# Intermezzo Problem Solution(s)

Below there is a problem I invented a month or so ago. I published a link on Lesswrong and the solving began.

The first solution was 4 hexagons by LW user 9eB1. He later improved it by, quote:

right triangle that’s half the area of the equilateral triangle. You can fit 4 in the square and two in the triangle, and the score is point six

Oscar Cunningham came with this, quote:

why not get a really good score by taking a completely gigantic shape that doesn’t cover anything

This is a clever but also somehow trivial solution, we have agreed.

So he came with thi:

The thin red line is the uncovered area of the square, while the triangle can be tiled perfectly. The score is 0.57756.

Then I made I little promise, which has been broken already, that I will publish my solution on Monday, which is about two weeks ago by now.

The whole time, I was digitally evolving solutions on a computer. Just as I was not very far from Oscar’s solution he stroke again, with a much better one. More than twice as good as the previous one.
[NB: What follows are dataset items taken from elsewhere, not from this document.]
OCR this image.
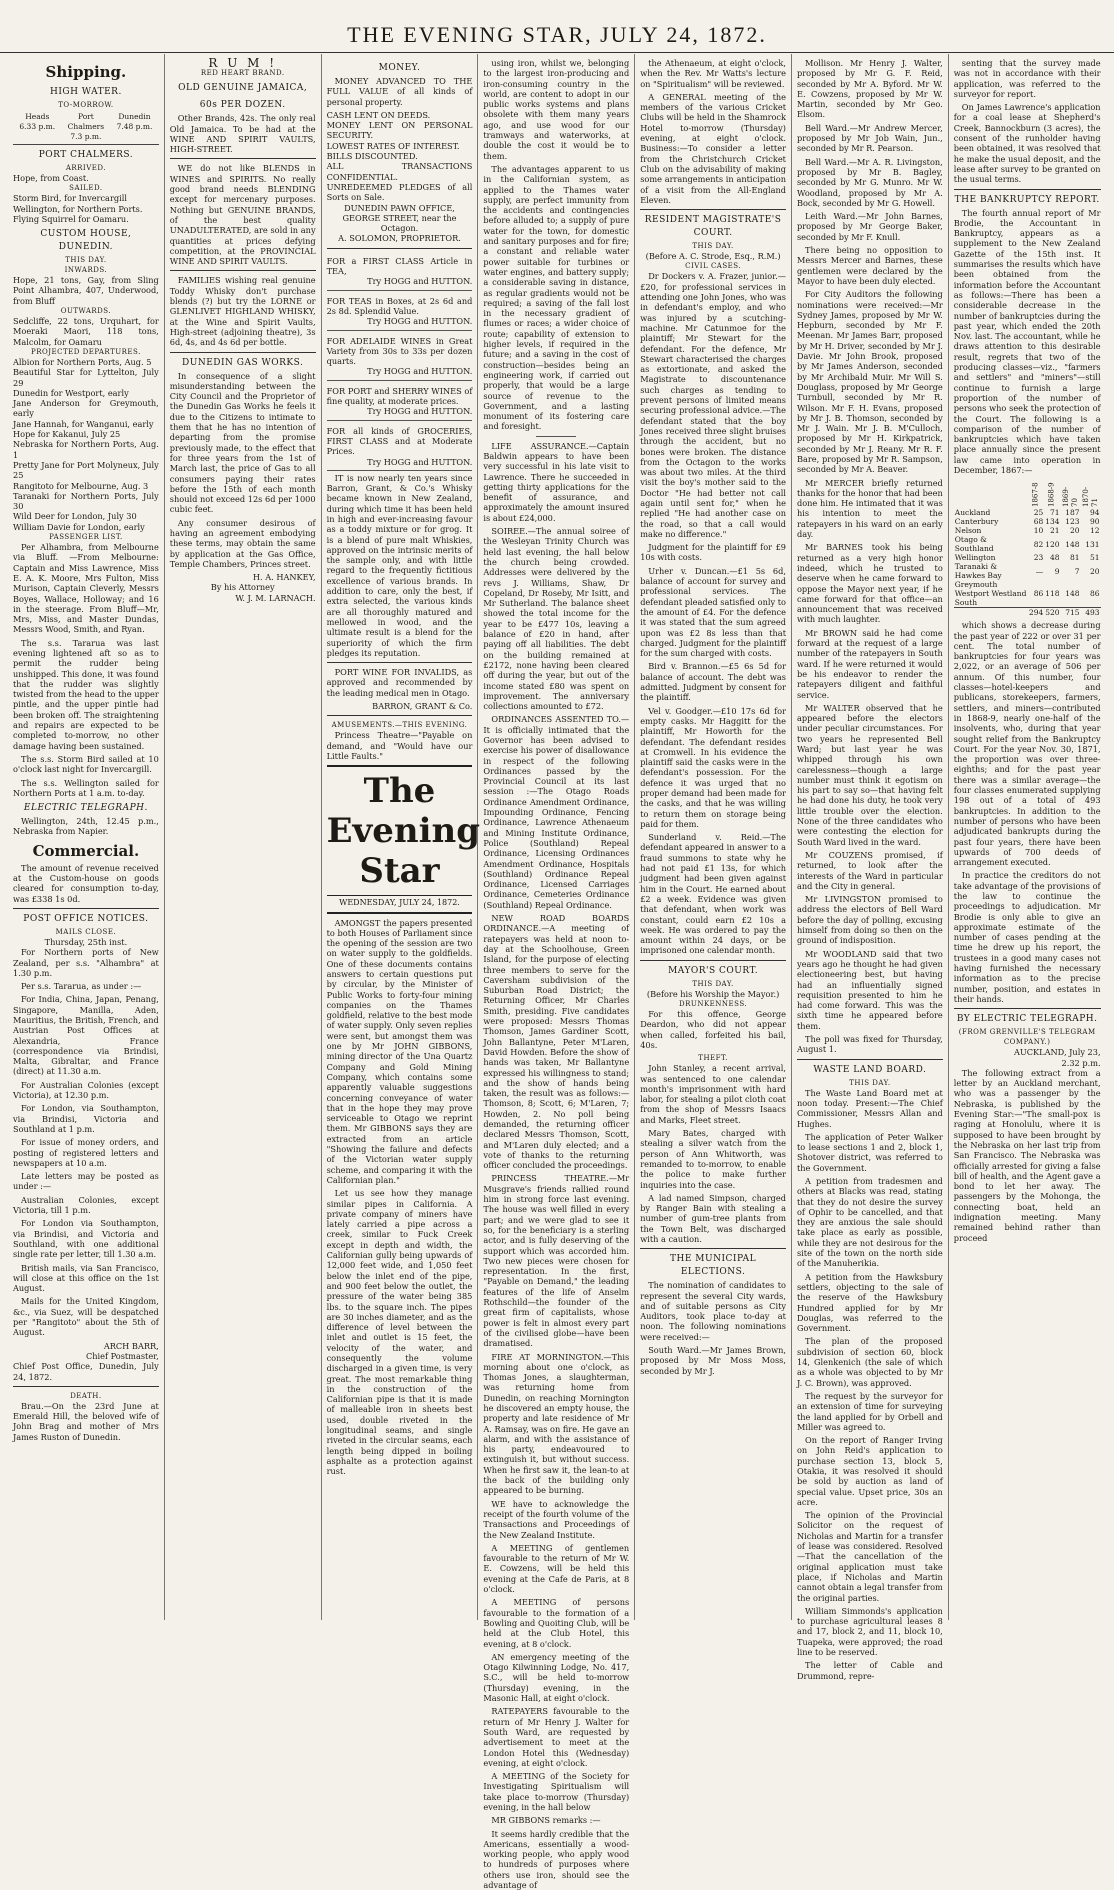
THE EVENING STAR, JULY 24, 1872.
Shipping.
HIGH WATER.
TO-MORROW.
Heads
6.33 p.m.
Port Chalmers
7.3 p.m.
Dunedin
7.48 p.m.
PORT CHALMERS.
ARRIVED.

Hope, from Coast.

SAILED.

Storm Bird, for Invercargill

Wellington, for Northern Ports.

Flying Squirrel for Oamaru.

CUSTOM HOUSE, DUNEDIN.
THIS DAY.
INWARDS.

Hope, 21 tons, Gay, from Sling Point Alhambra, 407, Underwood, from Bluff

OUTWARDS.

Sedcliffe, 22 tons, Urquhart, for Moeraki Maori, 118 tons, Malcolm, for Oamaru

PROJECTED DEPARTURES.

Albion for Northern Ports, Aug. 5

Beautiful Star for Lyttelton, July 29

Dunedin for Westport, early

Jane Anderson for Greymouth, early

Jane Hannah, for Wanganui, early

Hope for Kakanui, July 25

Nebraska for Northern Ports, Aug. 1

Pretty Jane for Port Molyneux, July 25

Rangitoto for Melbourne, Aug. 3

Taranaki for Northern Ports, July 30

Wild Deer for London, July 30

William Davie for London, early

PASSENGER LIST.

Per Alhambra, from Melbourne via Bluff. —From Melbourne: Captain and Miss Lawrence, Miss E. A. K. Moore, Mrs Fulton, Miss Murison, Captain Cleverly, Messrs Boyes, Wallace, Holloway; and 16 in the steerage. From Bluff—Mr, Mrs, Miss, and Master Dundas, Messrs Wood, Smith, and Ryan.

The s.s. Tararua was last evening lightened aft so as to permit the rudder being unshipped. This done, it was found that the rudder was slightly twisted from the head to the upper pintle, and the upper pintle had been broken off. The straightening and repairs are expected to be completed to-morrow, no other damage having been sustained.

The s.s. Storm Bird sailed at 10 o'clock last night for Invercargill.

The s.s. Wellington sailed for Northern Ports at 1 a.m. to-day.

ELECTRIC TELEGRAPH.

Wellington, 24th, 12.45 p.m., Nebraska from Napier.

Commercial.

The amount of revenue received at the Custom-house on goods cleared for consumption to-day, was £338 1s 0d.

POST OFFICE NOTICES.
MAILS CLOSE.
Thursday, 25th inst.

For Northern ports of New Zealand, per s.s. "Alhambra" at 1.30 p.m.

Per s.s. Tararua, as under :—

For India, China, Japan, Penang, Singapore, Manilla, Aden, Mauritius, the British, French, and Austrian Post Offices at Alexandria, France (correspondence via Brindisi, Malta, Gibraltar, and France (direct) at 11.30 a.m.

For Australian Colonies (except Victoria), at 12.30 p.m.

For London, via Southampton, via Brindisi, Victoria and Southland at 1 p.m.

For issue of money orders, and posting of registered letters and newspapers at 10 a.m.

Late letters may be posted as under :—

Australian Colonies, except Victoria, till 1 p.m.

For London via Southampton, via Brindisi, and Victoria and Southland, with one additional single rate per letter, till 1.30 a.m.

British mails, via San Francisco, will close at this office on the 1st August.

Mails for the United Kingdom, &c., via Suez, will be despatched per "Rangitoto" about the 5th of August.

ARCH BARR,
Chief Postmaster,

Chief Post Office, Dunedin, July 24, 1872.

DEATH.

Brau.—On the 23rd June at Emerald Hill, the beloved wife of John Brag and mother of Mrs James Ruston of Dunedin.

R U M !
RED HEART BRAND.
OLD GENUINE JAMAICA,
60s PER DOZEN.

Other Brands, 42s. The only real Old Jamaica. To be had at the WINE AND SPIRIT VAULTS, HIGH-STREET.

WE do not like BLENDS in WINES and SPIRITS. No really good brand needs BLENDING except for mercenary purposes. Nothing but GENUINE BRANDS, of the best quality UNADULTERATED, are sold in any quantities at prices defying competition, at the PROVINCIAL WINE AND SPIRIT VAULTS.

FAMILIES wishing real genuine Toddy Whisky don't purchase blends (?) but try the LORNE or GLENLIVET HIGHLAND WHISKY, at the Wine and Spirit Vaults, High-street (adjoining theatre), 3s 6d, 4s, and 4s 6d per bottle.

DUNEDIN GAS WORKS.

In consequence of a slight misunderstanding between the City Council and the Proprietor of the Dunedin Gas Works he feels it due to the Citizens to intimate to them that he has no intention of departing from the promise previously made, to the effect that for three years from the 1st of March last, the price of Gas to all consumers paying their rates before the 15th of each month should not exceed 12s 6d per 1000 cubic feet.

Any consumer desirous of having an agreement embodying these terms, may obtain the same by application at the Gas Office, Temple Chambers, Princes street.

H. A. HANKEY,
By his Attorney
W. J. M. LARNACH.
MONEY.

MONEY ADVANCED TO THE FULL VALUE of all kinds of personal property.

CASH LENT ON DEEDS.

MONEY LENT ON PERSONAL SECURITY.

LOWEST RATES OF INTEREST.

BILLS DISCOUNTED.

ALL TRANSACTIONS CONFIDENTIAL.

UNREDEEMED PLEDGES of all Sorts on Sale.

DUNEDIN PAWN OFFICE, GEORGE STREET, near the Octagon.
A. SOLOMON, PROPRIETOR.

FOR a FIRST CLASS Article in TEA,

Try HOGG and HUTTON.

FOR TEAS in Boxes, at 2s 6d and 2s 8d. Splendid Value.

Try HOGG and HUTTON.

FOR ADELAIDE WINES in Great Variety from 30s to 33s per dozen quarts.

Try HOGG and HUTTON.

FOR PORT and SHERRY WINES of fine quality, at moderate prices.

Try HOGG and HUTTON.

FOR all kinds of GROCERIES, FIRST CLASS and at Moderate Prices.

Try HOGG and HUTTON.

IT is now nearly ten years since Barron, Grant, & Co.'s Whisky became known in New Zealand, during which time it has been held in high and ever-increasing favour as a toddy mixture or for grog. It is a blend of pure malt Whiskies, approved on the intrinsic merits of the sample only, and with little regard to the frequently fictitious excellence of various brands. In addition to care, only the best, if extra selected, the various kinds are all thoroughly matured and mellowed in wood, and the ultimate result is a blend for the superiority of which the firm pledges its reputation.

PORT WINE FOR INVALIDS, as approved and recommended by the leading medical men in Otago.

BARRON, GRANT & Co.
AMUSEMENTS.—THIS EVENING.

Princess Theatre—"Payable on demand, and "Would have our Little Faults."

The Evening Star
WEDNESDAY, JULY 24, 1872.

AMONGST the papers presented to both Houses of Parliament since the opening of the session are two on water supply to the goldfields. One of these documents contains answers to certain questions put by circular, by the Minister of Public Works to forty-four mining companies on the Thames goldfield, relative to the best mode of water supply. Only seven replies were sent, but amongst them was one by Mr JOHN GIBBONS, mining director of the Una Quartz Company and Gold Mining Company, which contains some apparently valuable suggestions concerning conveyance of water that in the hope they may prove serviceable to Otago we reprint them. Mr GIBBONS says they are extracted from an article "Showing the failure and defects of the Victorian water supply scheme, and comparing it with the Californian plan."

Let us see how they manage similar pipes in California. A private company of miners have lately carried a pipe across a creek, similar to Fuck Creek except in depth and width, the Californian gully being upwards of 12,000 feet wide, and 1,050 feet below the inlet end of the pipe, and 900 feet below the outlet, the pressure of the water being 385 lbs. to the square inch. The pipes are 30 inches diameter, and as the difference of level between the inlet and outlet is 15 feet, the velocity of the water, and consequently the volume discharged in a given time, is very great. The most remarkable thing in the construction of the Californian pipe is that it is made of malleable iron in sheets best used, double riveted in the longitudinal seams, and single riveted in the circular seams, each length being dipped in boiling asphalte as a protection against rust.

using iron, whilst we, belonging to the largest iron-producing and iron-consuming country in the world, are content to adopt in our public works systems and plans obsolete with them many years ago, and use wood for our tramways and waterworks, at double the cost it would be to them.

The advantages apparent to us in the Californian system, as applied to the Thames water supply, are perfect immunity from the accidents and contingencies before alluded to; a supply of pure water for the town, for domestic and sanitary purposes and for fire; a constant and reliable water power suitable for turbines or water engines, and battery supply; a considerable saving in distance, as regular gradients would not be required; a saving of the fall lost in the necessary gradient of flumes or races; a wider choice of route; capability of extension to higher levels, if required in the future; and a saving in the cost of construction—besides being an engineering work, if carried out properly, that would be a large source of revenue to the Government, and a lasting monument of its fostering care and foresight.

LIFE ASSURANCE.—Captain Baldwin appears to have been very successful in his late visit to Lawrence. There he succeeded in getting thirty applications for the benefit of assurance, and approximately the amount insured is about £24,000.

SOIREE.—The annual soiree of the Wesleyan Trinity Church was held last evening, the hall below the church being crowded. Addresses were delivered by the revs J. Williams, Shaw, Dr Copeland, Dr Roseby, Mr Isitt, and Mr Sutherland. The balance sheet showed the total income for the year to be £477 10s, leaving a balance of £20 in hand, after paying off all liabilities. The debt on the building remained at £2172, none having been cleared off during the year, but out of the income stated £80 was spent on improvement. The anniversary collections amounted to £72.

ORDINANCES ASSENTED TO.—It is officially intimated that the Governor has been advised to exercise his power of disallowance in respect of the following Ordinances passed by the Provincial Council at its last session :—The Otago Roads Ordinance Amendment Ordinance, Impounding Ordinance, Fencing Ordinance, Lawrence Athenaeum and Mining Institute Ordinance, Police (Southland) Repeal Ordinance, Licensing Ordinances Amendment Ordinance, Hospitals (Southland) Ordinance Repeal Ordinance, Licensed Carriages Ordinance, Cemeteries Ordinance (Southland) Repeal Ordinance.

NEW ROAD BOARDS ORDINANCE.—A meeting of ratepayers was held at noon to-day at the Schoolhouse, Green Island, for the purpose of electing three members to serve for the Caversham subdivision of the Suburban Road District; the Returning Officer, Mr Charles Smith, presiding. Five candidates were proposed: Messrs Thomas Thomson, James Gardiner Scott, John Ballantyne, Peter M'Laren, David Howden. Before the show of hands was taken, Mr Ballantyne expressed his willingness to stand; and the show of hands being taken, the result was as follows:—Thomson, 8; Scott, 6; M'Laren, 7; Howden, 2. No poll being demanded, the returning officer declared Messrs Thomson, Scott, and M'Laren duly elected; and a vote of thanks to the returning officer concluded the proceedings.

PRINCESS THEATRE.—Mr Musgrave's friends rallied round him in strong force last evening. The house was well filled in every part; and we were glad to see it so, for the beneficiary is a sterling actor, and is fully deserving of the support which was accorded him. Two new pieces were chosen for representation. In the first, "Payable on Demand," the leading features of the life of Anselm Rothschild—the founder of the great firm of capitalists, whose power is felt in almost every part of the civilised globe—have been dramatised.

FIRE AT MORNINGTON.—This morning about one o'clock, as Thomas Jones, a slaughterman, was returning home from Dunedin, on reaching Mornington he discovered an empty house, the property and late residence of Mr A. Ramsay, was on fire. He gave an alarm, and with the assistance of his party, endeavoured to extinguish it, but without success. When he first saw it, the lean-to at the back of the building only appeared to be burning.

WE have to acknowledge the receipt of the fourth volume of the Transactions and Proceedings of the New Zealand Institute.

A MEETING of gentlemen favourable to the return of Mr W. E. Cowzens, will be held this evening at the Cafe de Paris, at 8 o'clock.

A MEETING of persons favourable to the formation of a Bowling and Quoiting Club, will be held at the Club Hotel, this evening, at 8 o'clock.

AN emergency meeting of the Otago Kilwinning Lodge, No. 417, S.C., will be held to-morrow (Thursday) evening, in the Masonic Hall, at eight o'clock.

RATEPAYERS favourable to the return of Mr Henry J. Walter for South Ward, are requested by advertisement to meet at the London Hotel this (Wednesday) evening, at eight o'clock.

A MEETING of the Society for Investigating Spiritualism will take place to-morrow (Thursday) evening, in the hall below

MR GIBBONS remarks :—

It seems hardly credible that the Americans, essentially a wood-working people, who apply wood to hundreds of purposes where others use iron, should see the advantage of

the Athenaeum, at eight o'clock, when the Rev. Mr Watts's lecture on "Spiritualism" will be reviewed.

A GENERAL meeting of the members of the various Cricket Clubs will be held in the Shamrock Hotel to-morrow (Thursday) evening, at eight o'clock. Business:—To consider a letter from the Christchurch Cricket Club on the advisability of making some arrangements in anticipation of a visit from the All-England Eleven.

RESIDENT MAGISTRATE'S COURT.
THIS DAY.
(Before A. C. Strode, Esq., R.M.)
CIVIL CASES.

Dr Dockers v. A. Frazer, junior.—£20, for professional services in attending one John Jones, who was in defendant's employ, and who was injured by a scutching-machine. Mr Catunmoe for the plaintiff; Mr Stewart for the defendant. For the defence, Mr Stewart characterised the charges as extortionate, and asked the Magistrate to discountenance such charges as tending to prevent persons of limited means securing professional advice.—The defendant stated that the boy Jones received three slight bruises through the accident, but no bones were broken. The distance from the Octagon to the works was about two miles. At the third visit the boy's mother said to the Doctor "He had better not call again until sent for," when he replied "He had another case on the road, so that a call would make no difference."

Judgment for the plaintiff for £9 10s with costs.

Urher v. Duncan.—£1 5s 6d, balance of account for survey and professional services. The defendant pleaded satisfied only to the amount of £4. For the defence it was stated that the sum agreed upon was £2 8s less than that charged. Judgment for the plaintiff for the sum charged with costs.

Bird v. Brannon.—£5 6s 5d for balance of account. The debt was admitted. Judgment by consent for the plaintiff.

Vel v. Goodger.—£10 17s 6d for empty casks. Mr Haggitt for the plaintiff, Mr Howorth for the defendant. The defendant resides at Cromwell. In his evidence the plaintiff said the casks were in the defendant's possession. For the defence it was urged that no proper demand had been made for the casks, and that he was willing to return them on storage being paid for them.

Sunderland v. Reid.—The defendant appeared in answer to a fraud summons to state why he had not paid £1 13s, for which judgment had been given against him in the Court. He earned about £2 a week. Evidence was given that defendant, when work was constant, could earn £2 10s a week. He was ordered to pay the amount within 24 days, or be imprisoned one calendar month.

MAYOR'S COURT.
THIS DAY.
(Before his Worship the Mayor.)
DRUNKENNESS.

For this offence, George Deardon, who did not appear when called, forfeited his bail, 40s.

THEFT.

John Stanley, a recent arrival, was sentenced to one calendar month's imprisonment with hard labor, for stealing a pilot cloth coat from the shop of Messrs Isaacs and Marks, Fleet street.

Mary Bates, charged with stealing a silver watch from the person of Ann Whitworth, was remanded to to-morrow, to enable the police to make further inquiries into the case.

A lad named Simpson, charged by Ranger Bain with stealing a number of gum-tree plants from the Town Belt, was discharged with a caution.

THE MUNICIPAL ELECTIONS.

The nomination of candidates to represent the several City wards, and of suitable persons as City Auditors, took place to-day at noon. The following nominations were received:—

South Ward.—Mr James Brown, proposed by Mr Moss Moss, seconded by Mr J.

Mollison. Mr Henry J. Walter, proposed by Mr G. F. Reid, seconded by Mr A. Byford. Mr W. E. Cowzens, proposed by Mr W. Martin, seconded by Mr Geo. Elsom.

Bell Ward.—Mr Andrew Mercer, proposed by Mr Job Wain, Jun., seconded by Mr R. Pearson.

Bell Ward.—Mr A. R. Livingston, proposed by Mr B. Bagley, seconded by Mr G. Munro. Mr W. Woodland, proposed by Mr A. Bock, seconded by Mr G. Howell.

Leith Ward.—Mr John Barnes, proposed by Mr George Baker, seconded by Mr F. Knull.

There being no opposition to Messrs Mercer and Barnes, these gentlemen were declared by the Mayor to have been duly elected.

For City Auditors the following nominations were received:—Mr Sydney James, proposed by Mr W. Hepburn, seconded by Mr F. Meenan. Mr James Barr, proposed by Mr H. Driver, seconded by Mr J. Davie. Mr John Brook, proposed by Mr James Anderson, seconded by Mr Archibald Muir. Mr Will S. Douglass, proposed by Mr George Turnbull, seconded by Mr R. Wilson. Mr F. H. Evans, proposed by Mr J. B. Thomson, seconded by Mr J. Wain. Mr J. B. M'Culloch, proposed by Mr H. Kirkpatrick, seconded by Mr J. Reany. Mr R. F. Bare, proposed by Mr R. Sampson, seconded by Mr A. Beaver.

Mr MERCER briefly returned thanks for the honor that had been done him. He intimated that it was his intention to meet the ratepayers in his ward on an early day.

Mr BARNES took his being returned as a very high honor indeed, which he trusted to deserve when he came forward to oppose the Mayor next year, if he came forward for that office—an announcement that was received with much laughter.

Mr BROWN said he had come forward at the request of a large number of the ratepayers in South ward. If he were returned it would be his endeavor to render the ratepayers diligent and faithful service.

Mr WALTER observed that he appeared before the electors under peculiar circumstances. For two years he represented Bell Ward; but last year he was whipped through his own carelessness—though a large number must think it egotism on his part to say so—that having felt he had done his duty, he took very little trouble over the election. None of the three candidates who were contesting the election for South Ward lived in the ward.

Mr COUZENS promised, if returned, to look after the interests of the Ward in particular and the City in general.

Mr LIVINGSTON promised to address the electors of Bell Ward before the day of polling, excusing himself from doing so then on the ground of indisposition.

Mr WOODLAND said that two years ago he thought he had given electioneering best, but having had an influentially signed requisition presented to him he had come forward. This was the sixth time he appeared before them.

The poll was fixed for Thursday, August 1.

WASTE LAND BOARD.
THIS DAY.

The Waste Land Board met at noon today. Present:—The Chief Commissioner, Messrs Allan and Hughes.

The application of Peter Walker to lease sections 1 and 2, block 1, Shotover district, was referred to the Government.

A petition from tradesmen and others at Blacks was read, stating that they do not desire the survey of Ophir to be cancelled, and that they are anxious the sale should take place as early as possible, while they are not desirous for the site of the town on the north side of the Manuherikia.

A petition from the Hawksbury settlers, objecting to the sale of the reserve of the Hawksbury Hundred applied for by Mr Douglas, was referred to the Government.

The plan of the proposed subdivision of section 60, block 14, Glenkenich (the sale of which as a whole was objected to by Mr J. C. Brown), was approved.

The request by the surveyor for an extension of time for surveying the land applied for by Orbell and Miller was agreed to.

On the report of Ranger Irving on John Reid's application to purchase section 13, block 5, Otakia, it was resolved it should be sold by auction as land of special value. Upset price, 30s an acre.

The opinion of the Provincial Solicitor on the request of Nicholas and Martin for a transfer of lease was considered. Resolved—That the cancellation of the original application must take place, if Nicholas and Martin cannot obtain a legal transfer from the original parties.

William Simmonds's application to purchase agricultural leases 8 and 17, block 2, and 11, block 10, Tuapeka, were approved; the road line to be reserved.

The letter of Cable and Drummond, repre-

senting that the survey made was not in accordance with their application, was referred to the surveyor for report.

On James Lawrence's application for a coal lease at Shepherd's Creek, Bannockburn (3 acres), the consent of the runholder having been obtained, it was resolved that he make the usual deposit, and the lease after survey to be granted on the usual terms.

THE BANKRUPTCY REPORT.

The fourth annual report of Mr Brodie, the Accountant in Bankruptcy, appears as a supplement to the New Zealand Gazette of the 15th inst. It summarises the results which have been obtained from the information before the Accountant as follows:—There has been a considerable decrease in the number of bankruptcies during the past year, which ended the 20th Nov. last. The accountant, while he draws attention to this desirable result, regrets that two of the producing classes—viz., "farmers and settlers" and "miners"—still continue to furnish a large proportion of the number of persons who seek the protection of the Court. The following is a comparison of the number of bankruptcies which have taken place annually since the present law came into operation in December, 1867:—

	1867-8	1868-9	1869-70	1870-71
Auckland	25	71	187	94
Canterbury	68	134	123	90
Nelson	10	21	20	12
Otago & Southland	82	120	148	131
Wellington	23	48	81	51
Taranaki & Hawkes Bay	—	9	7	20
Greymouth Westport Westland South	86	118	148	86
	294	520	715	493

which shows a decrease during the past year of 222 or over 31 per cent. The total number of bankruptcies for four years was 2,022, or an average of 506 per annum. Of this number, four classes—hotel-keepers and publicans, storekeepers, farmers, settlers, and miners—contributed in 1868-9, nearly one-half of the insolvents, who, during that year sought relief from the Bankruptcy Court. For the year Nov. 30, 1871, the proportion was over three-eighths; and for the past year there was a similar average—the four classes enumerated supplying 198 out of a total of 493 bankruptcies. In addition to the number of persons who have been adjudicated bankrupts during the past four years, there have been upwards of 700 deeds of arrangement executed.

In practice the creditors do not take advantage of the provisions of the law to continue the proceedings to adjudication. Mr Brodie is only able to give an approximate estimate of the number of cases pending at the time he drew up his report, the trustees in a good many cases not having furnished the necessary information as to the precise number, position, and estates in their hands.

BY ELECTRIC TELEGRAPH.
(FROM GRENVILLE'S TELEGRAM COMPANY.)
AUCKLAND, July 23,
2.32 p.m.

The following extract from a letter by an Auckland merchant, who was a passenger by the Nebraska, is published by the Evening Star:—"The small-pox is raging at Honolulu, where it is supposed to have been brought by the Nebraska on her last trip from San Francisco. The Nebraska was officially arrested for giving a false bill of health, and the Agent gave a bond to let her away. The passengers by the Mohonga, the connecting boat, held an indignation meeting. Many remained behind rather than proceed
This time he perfectly tiled the square and left some triangle uncovered. The score is 0.249..

This morning I almost decided to quit, when I saw something unusual on the screen. At first, I thought something wasn’t right. Then I realized what the damn computer is telling me.

The computer was evolving the following picture (visually rephrased by me for clearness).

The perfect score 0, albeit a bit trivial solution perhaps. Of course it is not necessary that you join the triangle and the square together. You can split the covering shape. Which computer did.

EDIT:

The problem is with the Oscar’s last solution. When I put his algorithm into the machine, it showed an error in the form of a negative result.

Well, the algorithm is okay, but 1/7 and 1/4 can’t be. But 1/7 and 1/12 can be. But the result isn’t that good.

Standard

## 6 thoughts on “Intermezzo Problem Solution(s)”

1. Oscar Cunningham says:

An interesting solution! I think that solutions of this kind only exist when the triangle and the square lie in the plane in a particular way (Although there’s always a super trival one piece solution). If the square was centred at (0,0) and the triangle at (100,50) then we would have no hope, because as soon as we did any reflection or rotation we would find that the two components of our tile would no longer be aligned to fit in both the square and the triangle.

• It is a placing dependent solution. We shall see what is going to be now, when I forbid that explicitly.

2. Good Burning Plastic says:

You might require the covering shape to be connected.

• I do require it from now on.

You see, I’ve forget to require that the shape should cover at least something. Hence the first “trivial solution” Oscar gave. Which is arbitrarily good, depends only on how huge shape one choses.

Some humans and some algorithms are very good at “going out of the box”, whenever possible. I love that, despite I have some adjustments to make afterward.

• Oscar Cunningham says:

I don’t think you should have to make the covering shape connected. Just make sure it only has one component in each tile!

3. The current situation is as follows. The best solution is basically an algorithm, which first creates 1/4 by 1/7 by sqrt(1/4+1/49) triangle, then tiles perfectly the unit square with 56 of those triangles and then tiles the unit triangle with additional 24 said triangles. The current algorithm flips the covering shape but doesn’t do any rotation. It is like 1000 lines computer code. Some small area remains uncovered.

The question is, how this algorithm can be improved, if that is possible at all. I don’t think, that some “non-algorithmic covering” is better.

How to improve this algorithm, to have some even nicer end result, that is the problem. Nicer algorithm in the sense, that the uncovered area is relatively even smaller.